Cultivation and the domestication of plants began in the Levantine Corridor, which runs from Dead Sea to the Damascus Basin, and quite probably outside Jericho. This is known because the earliest domesticated plants are all native to this region and radio-carbon dating reveals that horticultural activity began c9,000 BCE. Plants were cultivated by hand and with digging sticks, not with the plough, but the plants cultivated were all cereals and pulses, making ‘farming’ a better description of the activity than ‘gardening’ or ‘horticulture’ in the modern sense of ‘not ploughed’.
The first literary evidence of gardening comes from Sumer in Lower Mesopotamia. Gilgamesh mentions that his city (Uruk) was ‘one third gardens’ – but the gardens were were palm orchards. Some flowers may have been grown but the main purpose was growing food and the gardens are unlikely to have been beside houses. People lived on dry mounds (tells) and required irrigation to grow fruit and vegetables. The Garden of Eden was ‘located’ in Sumer but its status is mythological rather than historical.
China is another candidate for having made the first gardens but the only places we know of were more like National Parks than anything we would call a garden. Chinese imperial parks were fast tracts of wild landscape set aside for hunting, as at Changan. There were altars in the parks, and pavilions at a later date, and crops were cultivated but they are better described as parks than as ‘gardens’.
The next candidate country for having had the ‘world’s first garden’ is Egypt and since the Egyptians had gardens in the exact sense in which the word is now used, ‘Egypt’ is the best answer to the question ‘Where was the world’s first garden made?’ Some temple gardens (sanctuaries, like Karnak) survive in Egypt but the only representations of domestic gardens are paintings and models. The oldest garden layout known to archaeology may be at Passargadae in Iran.
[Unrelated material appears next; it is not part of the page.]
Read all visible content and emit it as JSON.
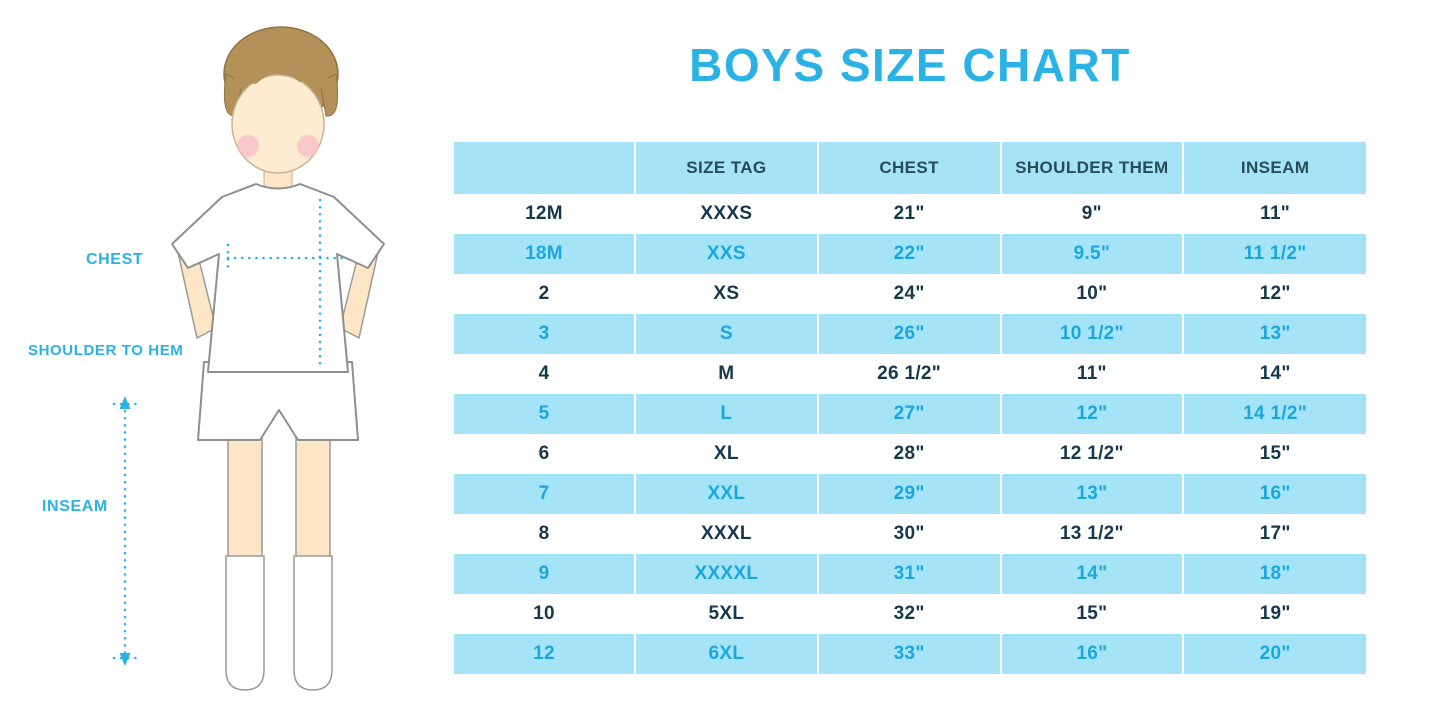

So where was Europe’s first garden made? The possibilities are Crete, mainland Greece, Sicily and mainland Italy. The inhabitants of Greece (who did not speak Greek) were cultivators by 7000 BCE, which is 2000 years before the Egyptians, and practiced ornamental horticulture in classical times (500 BCE). But Europe’s first gardens in the modern sense of enclosed and planted spaces designed in conjunction with dwellings were probably in Italy – and the oldest surviving examples are certainly in Pompeii (above image courtesy John Keogh) with some of them made by Greek-speaking people.